As a developer I often need to run code I cannot trust, especially dependencies from NodeJS and Python projects, on my dev machine. In order to protect my system from potentially malicious code, I built NixWrap, an adhoc sandboxing tool for NixOS.
E.g. npm install can be wrapped with wrap -n npm install to gain network access and write access to the current working directory.
NixWrap wraps bubblewrap (oh dear), running it with convenient defaults and offering easy to use command line flags to toggle custom options. An invocation to NixWrap is typically way shorter than the bubblewrap equivalent.
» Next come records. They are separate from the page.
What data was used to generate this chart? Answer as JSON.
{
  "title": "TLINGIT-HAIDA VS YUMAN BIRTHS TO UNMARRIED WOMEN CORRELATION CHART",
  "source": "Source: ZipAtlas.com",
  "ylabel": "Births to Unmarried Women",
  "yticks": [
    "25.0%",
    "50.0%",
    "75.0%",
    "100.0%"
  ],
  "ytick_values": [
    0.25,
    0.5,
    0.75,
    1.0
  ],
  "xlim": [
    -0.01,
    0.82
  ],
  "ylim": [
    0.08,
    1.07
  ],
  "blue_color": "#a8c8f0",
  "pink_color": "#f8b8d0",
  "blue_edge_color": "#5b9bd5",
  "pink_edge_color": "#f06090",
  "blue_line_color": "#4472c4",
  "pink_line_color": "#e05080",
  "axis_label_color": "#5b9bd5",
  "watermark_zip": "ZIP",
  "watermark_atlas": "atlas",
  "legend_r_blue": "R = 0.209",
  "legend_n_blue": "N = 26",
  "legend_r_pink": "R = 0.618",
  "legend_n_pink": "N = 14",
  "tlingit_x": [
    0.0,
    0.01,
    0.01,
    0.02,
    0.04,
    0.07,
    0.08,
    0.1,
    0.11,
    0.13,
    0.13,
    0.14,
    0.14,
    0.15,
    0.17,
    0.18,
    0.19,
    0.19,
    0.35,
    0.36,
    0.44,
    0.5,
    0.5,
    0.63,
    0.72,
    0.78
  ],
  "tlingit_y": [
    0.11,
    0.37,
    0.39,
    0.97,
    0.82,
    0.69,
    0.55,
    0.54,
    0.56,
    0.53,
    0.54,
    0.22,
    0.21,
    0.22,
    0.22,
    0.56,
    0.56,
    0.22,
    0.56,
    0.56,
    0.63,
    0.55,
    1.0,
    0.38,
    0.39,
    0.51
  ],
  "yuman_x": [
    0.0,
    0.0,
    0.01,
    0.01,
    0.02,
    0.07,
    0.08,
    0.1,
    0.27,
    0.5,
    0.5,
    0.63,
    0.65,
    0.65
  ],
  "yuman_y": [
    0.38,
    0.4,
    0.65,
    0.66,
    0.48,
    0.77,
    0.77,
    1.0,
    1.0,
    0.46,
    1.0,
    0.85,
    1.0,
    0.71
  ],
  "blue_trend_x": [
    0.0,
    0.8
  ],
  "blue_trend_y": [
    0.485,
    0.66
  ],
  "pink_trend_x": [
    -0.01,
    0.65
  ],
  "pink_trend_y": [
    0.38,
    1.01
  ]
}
Oh hey, I remember working on something very similar a year ago, albeit with different intentions. Your project actually reminded me of my own, and I found it super ironic that my project is mentioned in yours. Awesome stuff, I think ease-of-use bwrap sandboxing of any form is a gold mine for NixOS configurations and I’m glad to see more people tapping into it.
Nice! I was looking for a way to wrap android studio.
I saw it was already bubblewrapped by /nix/store/qp4381aaw05fqznzafw7kymiwarql9ql-android-studio-stable-2025.1.4.8-fhs-env-2025.1.4.8/bin/android-studio-stable-2025.1.4.8-fhs-env so my first attempt was to just “fork” that file and change the auto_mounts to only include the relevant parts of my home dir, which works, but of course will fail when I upgrade.
Your package seems like a much better solution, does one just nix profile add github:rti/nixwrap#wrap?